When is it appropriate to use a Type I versus Type II negative binominal distribution in a zero-inflated negative binominal distribution?
I've found a Similar question, but without an answer I can comprehend or determine if it relates to zero-inflated negative binominal distributions
In my dataset using R code, I have determind using AIC values that the zero-inflated negative binominal (ZINB) distribution provides the best fit, compared to other distribution models.
Using the R package glmmTMB
i have specified ZINB models with both Type I and Type II:
library(glmmTMB);library(MuMIn)
m1 <- glmmTMB(dv ~ iv1 + iv2 + iv2,ziformula=~.,data=df,family=nbinom1)
m2 <- glmmTMB(dv ~ iv1 + iv2 + iv2,ziformula=~.,data=df,family=nbinom2)
When testing the models AIC values, the model with Type II provides a better fit
AICc(m1,m2)
df AICc
m1 9 528.3359
m2 9 527.7481
When using the zeroinfl
function from the pscl
zm2 <- zeroinfl(dv ~ iv1 + iv2 + iv2,data=df,dist="negbin")
> AICc(m2,zm2)
df AICc
m2 9 527.7481
zm2 9 527.7481
It yields the same AIC value as Type 2 NB (and the estimtes and p-values are nearly identical), So it seems that Type 2 is assumed in the zeroinfl
function.
My data set models the use of drugs (as the dv
) over the past 30 days.
Is it appropriate to use a Type II negative binominal distribution and why?.
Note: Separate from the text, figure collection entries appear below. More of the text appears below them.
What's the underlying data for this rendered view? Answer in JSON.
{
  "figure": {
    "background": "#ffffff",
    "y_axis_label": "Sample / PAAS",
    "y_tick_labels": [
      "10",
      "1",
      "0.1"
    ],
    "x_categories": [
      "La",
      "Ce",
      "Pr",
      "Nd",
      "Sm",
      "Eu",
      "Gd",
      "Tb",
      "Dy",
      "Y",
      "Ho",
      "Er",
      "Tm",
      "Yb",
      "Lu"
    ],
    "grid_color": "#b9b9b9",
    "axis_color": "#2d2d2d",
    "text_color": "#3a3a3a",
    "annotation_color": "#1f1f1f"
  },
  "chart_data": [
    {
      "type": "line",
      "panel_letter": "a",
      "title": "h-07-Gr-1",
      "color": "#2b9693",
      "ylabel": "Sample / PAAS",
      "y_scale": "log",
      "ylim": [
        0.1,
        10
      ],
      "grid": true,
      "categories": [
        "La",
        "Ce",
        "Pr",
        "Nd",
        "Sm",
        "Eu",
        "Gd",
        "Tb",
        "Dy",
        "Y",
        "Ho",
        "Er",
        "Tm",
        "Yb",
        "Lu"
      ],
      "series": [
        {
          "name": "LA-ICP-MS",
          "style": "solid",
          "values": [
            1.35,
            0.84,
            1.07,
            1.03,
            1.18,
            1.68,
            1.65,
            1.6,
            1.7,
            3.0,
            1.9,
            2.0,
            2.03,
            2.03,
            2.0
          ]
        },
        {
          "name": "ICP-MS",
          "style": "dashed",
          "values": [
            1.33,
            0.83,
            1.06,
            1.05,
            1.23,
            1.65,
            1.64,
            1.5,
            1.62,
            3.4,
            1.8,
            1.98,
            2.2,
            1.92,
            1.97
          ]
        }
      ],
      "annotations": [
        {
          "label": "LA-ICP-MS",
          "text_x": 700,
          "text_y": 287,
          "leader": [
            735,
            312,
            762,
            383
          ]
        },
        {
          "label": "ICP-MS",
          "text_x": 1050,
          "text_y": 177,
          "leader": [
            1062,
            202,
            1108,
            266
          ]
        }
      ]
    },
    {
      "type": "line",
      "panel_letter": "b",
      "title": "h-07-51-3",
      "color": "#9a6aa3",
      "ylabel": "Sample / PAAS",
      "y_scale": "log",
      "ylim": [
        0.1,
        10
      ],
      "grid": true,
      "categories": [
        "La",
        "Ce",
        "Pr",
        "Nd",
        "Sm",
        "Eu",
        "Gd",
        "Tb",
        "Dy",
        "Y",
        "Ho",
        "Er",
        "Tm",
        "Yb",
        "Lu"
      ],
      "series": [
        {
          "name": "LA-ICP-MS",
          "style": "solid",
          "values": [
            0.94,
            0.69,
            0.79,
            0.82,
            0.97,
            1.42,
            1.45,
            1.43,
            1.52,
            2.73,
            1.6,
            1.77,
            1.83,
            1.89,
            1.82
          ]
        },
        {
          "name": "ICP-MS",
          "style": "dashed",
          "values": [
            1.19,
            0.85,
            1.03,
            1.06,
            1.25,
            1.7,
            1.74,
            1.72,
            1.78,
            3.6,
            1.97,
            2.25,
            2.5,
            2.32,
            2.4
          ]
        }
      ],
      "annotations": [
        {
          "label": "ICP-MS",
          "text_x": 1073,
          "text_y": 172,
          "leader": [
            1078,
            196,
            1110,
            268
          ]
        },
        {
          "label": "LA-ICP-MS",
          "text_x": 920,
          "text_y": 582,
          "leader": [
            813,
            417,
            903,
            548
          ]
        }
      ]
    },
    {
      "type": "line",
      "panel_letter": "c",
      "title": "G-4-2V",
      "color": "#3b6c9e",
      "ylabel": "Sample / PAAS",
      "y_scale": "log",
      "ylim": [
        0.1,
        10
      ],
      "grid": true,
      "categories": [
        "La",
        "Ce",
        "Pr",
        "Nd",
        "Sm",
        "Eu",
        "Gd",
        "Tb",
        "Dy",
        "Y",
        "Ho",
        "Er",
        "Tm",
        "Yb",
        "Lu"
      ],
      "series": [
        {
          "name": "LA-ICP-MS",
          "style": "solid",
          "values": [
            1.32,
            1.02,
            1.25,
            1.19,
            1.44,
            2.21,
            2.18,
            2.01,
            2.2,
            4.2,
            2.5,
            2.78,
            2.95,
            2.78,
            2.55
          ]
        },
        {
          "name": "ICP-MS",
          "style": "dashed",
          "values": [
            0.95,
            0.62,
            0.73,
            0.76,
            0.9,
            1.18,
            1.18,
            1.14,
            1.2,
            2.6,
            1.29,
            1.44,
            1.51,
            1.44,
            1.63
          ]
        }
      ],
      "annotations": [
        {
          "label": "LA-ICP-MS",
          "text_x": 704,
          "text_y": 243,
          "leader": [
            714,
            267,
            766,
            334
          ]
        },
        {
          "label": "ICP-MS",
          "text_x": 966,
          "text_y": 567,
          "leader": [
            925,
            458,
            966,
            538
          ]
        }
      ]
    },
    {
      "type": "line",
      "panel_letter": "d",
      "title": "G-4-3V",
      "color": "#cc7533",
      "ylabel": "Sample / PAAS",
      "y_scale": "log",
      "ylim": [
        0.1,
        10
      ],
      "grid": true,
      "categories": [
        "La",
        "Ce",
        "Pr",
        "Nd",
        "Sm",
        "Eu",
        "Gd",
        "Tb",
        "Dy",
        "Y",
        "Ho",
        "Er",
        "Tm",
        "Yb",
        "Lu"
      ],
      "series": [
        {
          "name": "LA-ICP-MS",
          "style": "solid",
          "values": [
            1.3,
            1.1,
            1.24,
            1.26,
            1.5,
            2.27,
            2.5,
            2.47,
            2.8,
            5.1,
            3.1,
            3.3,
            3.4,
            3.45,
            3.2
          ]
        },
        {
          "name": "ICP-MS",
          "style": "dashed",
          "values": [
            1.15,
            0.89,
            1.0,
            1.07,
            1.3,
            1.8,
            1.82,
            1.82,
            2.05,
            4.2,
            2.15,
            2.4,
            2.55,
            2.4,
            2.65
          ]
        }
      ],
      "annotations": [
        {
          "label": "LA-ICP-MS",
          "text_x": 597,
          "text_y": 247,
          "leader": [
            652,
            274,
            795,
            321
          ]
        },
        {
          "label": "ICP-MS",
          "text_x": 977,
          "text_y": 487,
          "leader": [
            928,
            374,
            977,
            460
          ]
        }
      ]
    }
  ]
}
Is it reasonable to justify this descision with AIC values?
Best Answer
The difference between these two model families is the relationship between mean and variance.
nbinom1 (also called quasi-poisson) variance = µ * phi
where µ is the mean and phi is the over-dispersion parameter
nbinom2 (the default negative binomial in most packages) variance = µ(1+µ/k) also written µ + (µ^2)/k
where µ is the mean and k is the over-dispersion parameter
When choosing between these the paper by VerHoef, J.M. & Boveng is very helpful as are pages 16 and 17 of Bolker et al 2012.
VerHoef, J.M. & Boveng say that AIC doesn't necessarily apply to quasi poisson models (nbinom1) and they are skeptical about comparing AIC and qAIC (an information criteria developed for quasi models) although you do see it done.
Instead they recommend plotting the observed values against the squared residuals. This plot can be very noisy so grouping samples with similar observed values together and making the equivalent plot for the groups is recommended. If this plot follows a linear trend it suggests quasi-poisson (nbinom1) is best whereas a quadratic trend argues for a negative binomial model (nbinom2).
If you have a decent number of samples and a finite number of possible combinations of explanatory variables you could form groups not based on response variables but on treatment combinations. This plot is demonstrated in Bolker et al 2012 (link in the references) along with code to generate the plot in R.
Ben Bolker, Mollie Brooks, Beth Gardner, Cleridy Lennert, Mihoko Minami, October 23, 2012, Owls example: a zero-inflated, generalized linear mixed model for count data. https://groups.nceas.ucsb.edu/non-linear-modeling/projects/owls/WRITEUP/owls.pdf
VerHoef, J.M. & Boveng, P.L., 2007. Quasi-Poisson Vs. Negative Binomial Regression: How Should We Model Overdispersed Count Data? Ecology, 88(11), pp.2766–2772.